The manager may deny that the behaviours occurred. In such cases, witnesses should be called where the case is a formal one and a more formal process entered into.
When a complaint is made, an informal approach should be attempted. This means assessing the complaint in an unbiased way. The person complained of cannot, therefore, assess the complaint and must refer the matter to another manager, who will assess its initial bone fides as an issue of potential workplace bullying. If it is deemed that the complaint has, on the face of it, validity, then issues within it should be talked through in an attempt to find out whether they did occur, and if so, why the occurred, and finally to agree what should be changed or improved. Gaining agreement and buy-in from both parties usually means the problem is solved and, once monitored by you or someone on your behalf, a simple recording of the basics of the situation can let this type of complaint rest. If the informal approach does not work or is not suitable for some other pressing reason, a formal approach must be taken. This may involve mediation and/or an independent investigation into what occurred, when and where. The formal investigation process is arduous but at times it is the only option left. See the HSA’s Code of Practice on Bullying for more information on this process.
For informal resolutions, a note can be enough stating what occurred, when it was resolved and that both parties agreed to it. Signatures are a good idea at this stage so that you have a note that you made an attempt to deal with the issue informally.
Where resolution such as mediation has been used, a note should be taken of the basics, who mediated, when and over what period. The details of mediation cannot be accessed by anyone other than the two parties involved and the mediator, in line with codes of conduct for professional mediators, as mediation is a voluntary and confidential process. However, the outcome of mediation should be recorded. If mediation is offered but not accepted, this
should also be recorded.
Where formal investigation is utilised, clear and reliable notes should be taken, statements signed and witnessed and all recordings kept for further possible hearings through Rights Commissioners or HSA inspection activity.
The Employment Appeals Tribunal is a state adjudication system to which people can apply for a hearing for unfair or constructive dismissal due to a bullying or bullying-related issue. Rights Commissioners work within the Labour Relations Commission and have a role in terms of adjudicating cases brought to their attention under the Industrial Relations Acts, which may include aspects of bullying.
The National Employment Rights Agency (NERA) has a role in all aspects of employment rights for employees in Ireland, including different roles with regard to bullying allegations.

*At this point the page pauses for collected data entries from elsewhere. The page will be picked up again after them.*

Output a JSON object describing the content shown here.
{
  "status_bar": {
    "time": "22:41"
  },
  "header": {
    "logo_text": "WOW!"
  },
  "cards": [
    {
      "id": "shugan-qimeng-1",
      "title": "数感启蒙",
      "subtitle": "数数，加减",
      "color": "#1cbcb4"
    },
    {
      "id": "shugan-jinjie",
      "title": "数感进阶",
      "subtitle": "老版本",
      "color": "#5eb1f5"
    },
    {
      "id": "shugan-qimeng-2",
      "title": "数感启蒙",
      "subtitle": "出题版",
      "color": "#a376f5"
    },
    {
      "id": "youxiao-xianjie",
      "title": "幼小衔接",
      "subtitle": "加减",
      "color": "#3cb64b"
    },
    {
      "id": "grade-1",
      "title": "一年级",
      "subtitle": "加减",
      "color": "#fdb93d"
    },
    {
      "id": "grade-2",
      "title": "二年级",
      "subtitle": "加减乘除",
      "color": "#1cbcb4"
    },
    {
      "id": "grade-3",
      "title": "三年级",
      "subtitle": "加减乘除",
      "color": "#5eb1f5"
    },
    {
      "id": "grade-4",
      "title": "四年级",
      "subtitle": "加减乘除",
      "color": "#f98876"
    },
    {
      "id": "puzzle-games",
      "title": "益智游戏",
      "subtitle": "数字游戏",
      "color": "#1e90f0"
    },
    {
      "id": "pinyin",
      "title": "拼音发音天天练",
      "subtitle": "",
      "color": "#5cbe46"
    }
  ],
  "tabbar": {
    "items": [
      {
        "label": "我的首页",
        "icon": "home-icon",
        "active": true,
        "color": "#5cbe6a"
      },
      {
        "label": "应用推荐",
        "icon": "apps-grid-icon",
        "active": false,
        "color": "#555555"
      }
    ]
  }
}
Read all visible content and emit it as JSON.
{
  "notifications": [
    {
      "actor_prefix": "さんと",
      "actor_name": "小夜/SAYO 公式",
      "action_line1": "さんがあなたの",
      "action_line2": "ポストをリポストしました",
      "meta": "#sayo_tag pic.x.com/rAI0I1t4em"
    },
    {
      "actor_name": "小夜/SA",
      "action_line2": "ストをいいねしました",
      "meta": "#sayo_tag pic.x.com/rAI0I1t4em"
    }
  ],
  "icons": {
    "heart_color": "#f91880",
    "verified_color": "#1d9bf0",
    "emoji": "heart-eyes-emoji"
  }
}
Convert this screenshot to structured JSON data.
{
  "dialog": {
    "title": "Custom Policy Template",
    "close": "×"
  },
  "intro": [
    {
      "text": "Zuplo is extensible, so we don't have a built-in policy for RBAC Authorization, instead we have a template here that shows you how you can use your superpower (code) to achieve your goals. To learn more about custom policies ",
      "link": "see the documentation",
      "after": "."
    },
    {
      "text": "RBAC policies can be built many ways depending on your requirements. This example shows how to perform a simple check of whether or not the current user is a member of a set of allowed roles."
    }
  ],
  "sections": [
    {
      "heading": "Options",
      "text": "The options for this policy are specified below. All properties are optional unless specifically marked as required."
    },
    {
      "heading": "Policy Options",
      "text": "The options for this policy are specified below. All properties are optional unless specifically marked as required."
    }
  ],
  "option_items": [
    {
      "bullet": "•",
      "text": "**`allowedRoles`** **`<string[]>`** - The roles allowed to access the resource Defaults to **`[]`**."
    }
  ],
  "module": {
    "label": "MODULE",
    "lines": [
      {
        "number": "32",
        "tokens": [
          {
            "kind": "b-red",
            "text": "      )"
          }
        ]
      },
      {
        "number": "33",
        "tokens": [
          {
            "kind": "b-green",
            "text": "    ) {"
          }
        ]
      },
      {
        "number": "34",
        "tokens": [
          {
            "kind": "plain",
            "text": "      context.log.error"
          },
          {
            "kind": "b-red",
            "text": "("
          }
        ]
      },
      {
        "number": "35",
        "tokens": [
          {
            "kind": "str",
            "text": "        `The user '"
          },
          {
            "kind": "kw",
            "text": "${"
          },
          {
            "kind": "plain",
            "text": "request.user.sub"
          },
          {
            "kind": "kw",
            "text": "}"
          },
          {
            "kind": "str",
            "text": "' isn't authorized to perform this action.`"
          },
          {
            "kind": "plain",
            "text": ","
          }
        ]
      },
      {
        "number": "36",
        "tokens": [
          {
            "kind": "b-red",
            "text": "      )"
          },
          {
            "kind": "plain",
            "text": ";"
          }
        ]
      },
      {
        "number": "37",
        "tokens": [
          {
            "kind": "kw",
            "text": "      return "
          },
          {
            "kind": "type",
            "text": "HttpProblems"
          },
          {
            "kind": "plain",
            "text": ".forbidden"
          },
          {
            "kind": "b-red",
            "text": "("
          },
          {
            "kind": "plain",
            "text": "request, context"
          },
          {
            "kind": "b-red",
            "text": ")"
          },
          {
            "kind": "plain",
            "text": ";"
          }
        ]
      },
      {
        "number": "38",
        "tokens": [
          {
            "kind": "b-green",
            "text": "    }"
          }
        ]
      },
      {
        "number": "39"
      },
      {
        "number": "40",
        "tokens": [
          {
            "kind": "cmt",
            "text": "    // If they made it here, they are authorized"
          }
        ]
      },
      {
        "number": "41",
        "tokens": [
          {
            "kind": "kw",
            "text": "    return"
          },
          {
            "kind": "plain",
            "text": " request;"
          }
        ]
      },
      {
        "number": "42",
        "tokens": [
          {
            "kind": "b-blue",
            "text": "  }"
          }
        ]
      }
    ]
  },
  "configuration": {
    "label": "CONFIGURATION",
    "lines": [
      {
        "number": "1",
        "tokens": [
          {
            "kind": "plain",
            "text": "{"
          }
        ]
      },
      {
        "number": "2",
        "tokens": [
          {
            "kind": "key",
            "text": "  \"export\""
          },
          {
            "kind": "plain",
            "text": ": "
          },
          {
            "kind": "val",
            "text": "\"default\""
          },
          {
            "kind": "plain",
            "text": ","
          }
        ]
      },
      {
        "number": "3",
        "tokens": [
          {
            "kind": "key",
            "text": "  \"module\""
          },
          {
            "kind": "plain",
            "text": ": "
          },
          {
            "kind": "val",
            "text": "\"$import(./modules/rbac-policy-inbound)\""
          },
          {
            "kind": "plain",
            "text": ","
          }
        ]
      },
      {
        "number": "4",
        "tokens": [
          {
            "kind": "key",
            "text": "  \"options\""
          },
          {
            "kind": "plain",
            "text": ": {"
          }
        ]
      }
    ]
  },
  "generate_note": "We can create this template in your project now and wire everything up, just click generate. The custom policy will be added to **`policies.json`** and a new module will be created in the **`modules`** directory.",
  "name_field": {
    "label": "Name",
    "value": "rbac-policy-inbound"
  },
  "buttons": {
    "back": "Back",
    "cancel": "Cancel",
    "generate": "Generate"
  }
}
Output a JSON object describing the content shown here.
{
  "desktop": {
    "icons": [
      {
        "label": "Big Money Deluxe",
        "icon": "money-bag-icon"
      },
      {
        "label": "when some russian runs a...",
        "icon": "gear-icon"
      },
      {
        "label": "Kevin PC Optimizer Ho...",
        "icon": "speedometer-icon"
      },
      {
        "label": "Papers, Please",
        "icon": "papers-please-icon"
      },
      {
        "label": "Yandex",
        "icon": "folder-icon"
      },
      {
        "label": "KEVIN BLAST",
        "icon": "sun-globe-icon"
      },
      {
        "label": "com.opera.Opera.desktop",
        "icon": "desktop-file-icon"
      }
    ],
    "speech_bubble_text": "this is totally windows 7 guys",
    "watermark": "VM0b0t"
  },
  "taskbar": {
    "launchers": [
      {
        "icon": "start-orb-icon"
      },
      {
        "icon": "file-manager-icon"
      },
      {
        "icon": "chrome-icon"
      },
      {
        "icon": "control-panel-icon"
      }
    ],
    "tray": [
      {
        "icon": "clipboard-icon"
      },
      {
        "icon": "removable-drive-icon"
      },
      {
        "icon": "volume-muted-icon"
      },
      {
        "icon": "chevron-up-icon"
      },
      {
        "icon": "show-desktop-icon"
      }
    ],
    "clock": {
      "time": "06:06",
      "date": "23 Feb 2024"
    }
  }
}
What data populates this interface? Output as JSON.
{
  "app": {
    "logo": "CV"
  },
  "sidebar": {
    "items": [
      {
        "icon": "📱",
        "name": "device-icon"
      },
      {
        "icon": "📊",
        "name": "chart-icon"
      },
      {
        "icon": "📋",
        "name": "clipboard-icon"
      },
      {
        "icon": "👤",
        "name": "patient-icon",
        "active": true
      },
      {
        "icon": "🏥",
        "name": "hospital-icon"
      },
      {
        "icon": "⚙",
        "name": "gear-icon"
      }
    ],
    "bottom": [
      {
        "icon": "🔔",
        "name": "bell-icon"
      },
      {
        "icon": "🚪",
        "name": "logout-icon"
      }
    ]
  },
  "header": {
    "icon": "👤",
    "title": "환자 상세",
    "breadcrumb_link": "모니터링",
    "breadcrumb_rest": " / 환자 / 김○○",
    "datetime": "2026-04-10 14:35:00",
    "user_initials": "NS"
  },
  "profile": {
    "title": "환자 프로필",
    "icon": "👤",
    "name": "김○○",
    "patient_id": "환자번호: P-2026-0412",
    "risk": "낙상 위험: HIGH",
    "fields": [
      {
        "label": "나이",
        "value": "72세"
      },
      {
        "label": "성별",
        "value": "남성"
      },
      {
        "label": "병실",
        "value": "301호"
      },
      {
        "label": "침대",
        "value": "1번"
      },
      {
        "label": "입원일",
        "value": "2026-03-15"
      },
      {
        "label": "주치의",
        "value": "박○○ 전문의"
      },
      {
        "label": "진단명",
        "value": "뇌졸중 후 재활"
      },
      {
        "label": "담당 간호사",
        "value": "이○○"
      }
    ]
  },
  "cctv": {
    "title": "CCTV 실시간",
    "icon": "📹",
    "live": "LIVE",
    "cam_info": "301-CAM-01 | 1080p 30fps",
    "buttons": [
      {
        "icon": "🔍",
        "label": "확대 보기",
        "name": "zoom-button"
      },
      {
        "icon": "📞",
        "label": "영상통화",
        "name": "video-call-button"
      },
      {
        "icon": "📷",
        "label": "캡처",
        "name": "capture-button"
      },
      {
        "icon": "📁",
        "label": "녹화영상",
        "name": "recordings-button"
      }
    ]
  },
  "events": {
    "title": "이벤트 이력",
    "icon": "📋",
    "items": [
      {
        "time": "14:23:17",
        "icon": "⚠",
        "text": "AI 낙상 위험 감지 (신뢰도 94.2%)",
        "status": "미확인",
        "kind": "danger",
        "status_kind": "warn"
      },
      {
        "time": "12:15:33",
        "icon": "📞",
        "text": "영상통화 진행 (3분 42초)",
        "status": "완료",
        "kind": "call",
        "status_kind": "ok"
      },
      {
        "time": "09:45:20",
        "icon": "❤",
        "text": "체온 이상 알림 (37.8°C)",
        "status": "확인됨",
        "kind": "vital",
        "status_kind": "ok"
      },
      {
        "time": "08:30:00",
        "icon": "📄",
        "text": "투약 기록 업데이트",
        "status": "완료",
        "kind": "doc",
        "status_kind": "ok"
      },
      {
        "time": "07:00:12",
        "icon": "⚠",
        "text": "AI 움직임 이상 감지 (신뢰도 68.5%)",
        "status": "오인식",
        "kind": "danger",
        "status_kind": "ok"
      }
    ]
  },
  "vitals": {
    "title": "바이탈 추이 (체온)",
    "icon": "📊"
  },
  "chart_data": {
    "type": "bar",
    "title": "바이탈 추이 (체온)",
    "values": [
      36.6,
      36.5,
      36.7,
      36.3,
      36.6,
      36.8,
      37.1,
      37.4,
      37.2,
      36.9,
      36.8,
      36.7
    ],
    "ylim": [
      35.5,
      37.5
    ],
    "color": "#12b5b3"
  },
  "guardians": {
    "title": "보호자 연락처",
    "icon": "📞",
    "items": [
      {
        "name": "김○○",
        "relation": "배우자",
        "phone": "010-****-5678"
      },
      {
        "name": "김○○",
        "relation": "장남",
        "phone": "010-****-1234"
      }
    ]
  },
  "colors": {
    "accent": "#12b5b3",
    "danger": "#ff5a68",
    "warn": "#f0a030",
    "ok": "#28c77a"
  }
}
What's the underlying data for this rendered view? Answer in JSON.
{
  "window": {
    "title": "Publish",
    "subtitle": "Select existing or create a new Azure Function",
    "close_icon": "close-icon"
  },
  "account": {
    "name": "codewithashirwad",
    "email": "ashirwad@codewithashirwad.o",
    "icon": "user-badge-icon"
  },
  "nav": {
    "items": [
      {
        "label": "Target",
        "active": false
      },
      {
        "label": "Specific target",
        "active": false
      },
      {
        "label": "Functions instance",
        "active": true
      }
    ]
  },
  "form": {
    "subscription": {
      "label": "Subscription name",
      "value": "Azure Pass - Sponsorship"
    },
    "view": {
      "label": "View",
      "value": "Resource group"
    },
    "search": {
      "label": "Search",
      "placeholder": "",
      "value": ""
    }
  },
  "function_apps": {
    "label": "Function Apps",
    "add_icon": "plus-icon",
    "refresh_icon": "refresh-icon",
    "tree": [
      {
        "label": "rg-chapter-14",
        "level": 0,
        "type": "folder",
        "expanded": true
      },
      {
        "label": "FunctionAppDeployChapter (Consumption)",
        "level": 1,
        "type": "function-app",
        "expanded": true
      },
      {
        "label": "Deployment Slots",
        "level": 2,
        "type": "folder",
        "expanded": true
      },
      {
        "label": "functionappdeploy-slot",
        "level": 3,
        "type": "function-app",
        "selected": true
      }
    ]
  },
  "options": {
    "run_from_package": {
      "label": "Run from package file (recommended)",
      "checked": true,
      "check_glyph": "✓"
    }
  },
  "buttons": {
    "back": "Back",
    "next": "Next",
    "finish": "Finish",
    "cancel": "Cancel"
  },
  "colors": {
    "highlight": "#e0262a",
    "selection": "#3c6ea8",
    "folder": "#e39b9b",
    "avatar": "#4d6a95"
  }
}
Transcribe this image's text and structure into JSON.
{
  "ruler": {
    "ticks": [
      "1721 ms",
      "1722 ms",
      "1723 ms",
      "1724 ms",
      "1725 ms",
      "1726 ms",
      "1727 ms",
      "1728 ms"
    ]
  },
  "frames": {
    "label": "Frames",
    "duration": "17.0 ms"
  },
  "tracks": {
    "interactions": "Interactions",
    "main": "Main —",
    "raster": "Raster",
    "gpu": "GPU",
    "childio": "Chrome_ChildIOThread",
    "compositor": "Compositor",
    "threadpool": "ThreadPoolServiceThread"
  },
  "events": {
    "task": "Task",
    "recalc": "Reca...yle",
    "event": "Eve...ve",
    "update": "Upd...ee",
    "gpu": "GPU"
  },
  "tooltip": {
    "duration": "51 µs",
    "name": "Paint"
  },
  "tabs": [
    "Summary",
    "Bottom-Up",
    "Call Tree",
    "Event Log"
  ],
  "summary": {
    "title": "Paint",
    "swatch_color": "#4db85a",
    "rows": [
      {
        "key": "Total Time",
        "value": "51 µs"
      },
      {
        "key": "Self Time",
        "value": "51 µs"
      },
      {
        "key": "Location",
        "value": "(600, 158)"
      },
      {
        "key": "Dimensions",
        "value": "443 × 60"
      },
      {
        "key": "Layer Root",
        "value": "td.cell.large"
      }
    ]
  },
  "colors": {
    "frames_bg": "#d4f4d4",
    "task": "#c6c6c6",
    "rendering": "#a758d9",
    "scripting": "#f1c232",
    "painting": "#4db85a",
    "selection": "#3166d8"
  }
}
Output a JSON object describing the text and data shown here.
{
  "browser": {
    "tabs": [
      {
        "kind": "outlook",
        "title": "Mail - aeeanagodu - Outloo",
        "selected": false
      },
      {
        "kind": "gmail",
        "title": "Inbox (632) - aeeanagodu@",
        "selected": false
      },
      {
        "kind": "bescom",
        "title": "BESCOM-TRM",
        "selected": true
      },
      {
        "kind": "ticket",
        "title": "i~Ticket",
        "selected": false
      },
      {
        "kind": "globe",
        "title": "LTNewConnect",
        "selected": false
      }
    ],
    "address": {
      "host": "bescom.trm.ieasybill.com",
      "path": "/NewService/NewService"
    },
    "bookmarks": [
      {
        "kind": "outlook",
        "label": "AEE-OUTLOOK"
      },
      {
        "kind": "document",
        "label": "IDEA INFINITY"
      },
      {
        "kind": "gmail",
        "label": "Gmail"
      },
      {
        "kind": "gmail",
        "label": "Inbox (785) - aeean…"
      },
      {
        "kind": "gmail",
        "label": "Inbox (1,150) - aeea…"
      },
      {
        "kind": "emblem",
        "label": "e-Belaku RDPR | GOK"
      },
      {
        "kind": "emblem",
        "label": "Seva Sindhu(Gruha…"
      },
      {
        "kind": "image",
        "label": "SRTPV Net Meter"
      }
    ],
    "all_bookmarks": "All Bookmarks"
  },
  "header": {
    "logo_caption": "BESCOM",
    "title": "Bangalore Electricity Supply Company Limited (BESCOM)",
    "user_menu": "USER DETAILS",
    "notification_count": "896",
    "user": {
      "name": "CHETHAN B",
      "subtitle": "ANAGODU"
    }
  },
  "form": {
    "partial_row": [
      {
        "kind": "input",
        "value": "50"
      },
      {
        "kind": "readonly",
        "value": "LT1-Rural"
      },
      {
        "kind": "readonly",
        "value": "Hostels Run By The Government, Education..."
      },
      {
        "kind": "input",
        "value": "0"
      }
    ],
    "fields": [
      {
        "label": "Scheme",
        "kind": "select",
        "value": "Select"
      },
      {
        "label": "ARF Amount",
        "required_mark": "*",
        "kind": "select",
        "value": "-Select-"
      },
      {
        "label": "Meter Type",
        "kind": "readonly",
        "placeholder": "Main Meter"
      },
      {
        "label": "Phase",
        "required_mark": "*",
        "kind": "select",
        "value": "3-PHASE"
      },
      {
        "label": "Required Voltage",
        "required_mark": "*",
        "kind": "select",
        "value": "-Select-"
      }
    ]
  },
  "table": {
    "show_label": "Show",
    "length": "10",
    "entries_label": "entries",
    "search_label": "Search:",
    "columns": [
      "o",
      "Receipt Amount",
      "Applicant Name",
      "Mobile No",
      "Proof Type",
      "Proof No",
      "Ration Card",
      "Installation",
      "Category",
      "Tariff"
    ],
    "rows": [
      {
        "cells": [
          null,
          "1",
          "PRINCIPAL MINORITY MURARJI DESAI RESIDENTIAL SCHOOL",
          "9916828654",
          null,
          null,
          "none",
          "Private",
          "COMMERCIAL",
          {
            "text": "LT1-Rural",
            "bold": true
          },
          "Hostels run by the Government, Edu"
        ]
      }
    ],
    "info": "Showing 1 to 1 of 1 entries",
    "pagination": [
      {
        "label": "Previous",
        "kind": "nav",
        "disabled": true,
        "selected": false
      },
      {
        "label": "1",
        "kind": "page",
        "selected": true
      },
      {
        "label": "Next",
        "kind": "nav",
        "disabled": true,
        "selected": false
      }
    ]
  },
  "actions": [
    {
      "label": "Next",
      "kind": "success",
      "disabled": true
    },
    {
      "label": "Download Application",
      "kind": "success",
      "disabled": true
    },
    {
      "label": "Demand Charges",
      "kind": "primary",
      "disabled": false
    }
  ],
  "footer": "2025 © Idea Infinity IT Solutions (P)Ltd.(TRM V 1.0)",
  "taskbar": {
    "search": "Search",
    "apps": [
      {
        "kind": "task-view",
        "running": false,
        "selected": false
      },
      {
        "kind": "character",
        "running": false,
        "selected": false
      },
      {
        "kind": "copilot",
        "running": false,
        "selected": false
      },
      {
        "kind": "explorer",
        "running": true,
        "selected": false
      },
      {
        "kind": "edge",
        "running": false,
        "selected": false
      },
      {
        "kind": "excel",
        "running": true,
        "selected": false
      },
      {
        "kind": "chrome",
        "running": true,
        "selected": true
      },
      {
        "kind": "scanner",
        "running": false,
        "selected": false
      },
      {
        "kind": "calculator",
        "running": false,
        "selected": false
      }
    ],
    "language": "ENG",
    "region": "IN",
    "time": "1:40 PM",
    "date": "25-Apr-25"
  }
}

Each of the above has a role directly related to the individual claimant and the individual claimant can take his or her case to these arenas for a hearing. The HSA has a role in ensuring that all workplaces have carried out risk assessments and put control measures in place. The HSA enforces health and safety legislation, it does not act on behalf of claimants.
The Equality Authority covers all aspects of harassment under the nine grounds of discrimination and refers certain cases to the Office of the Director of Equality Investigations.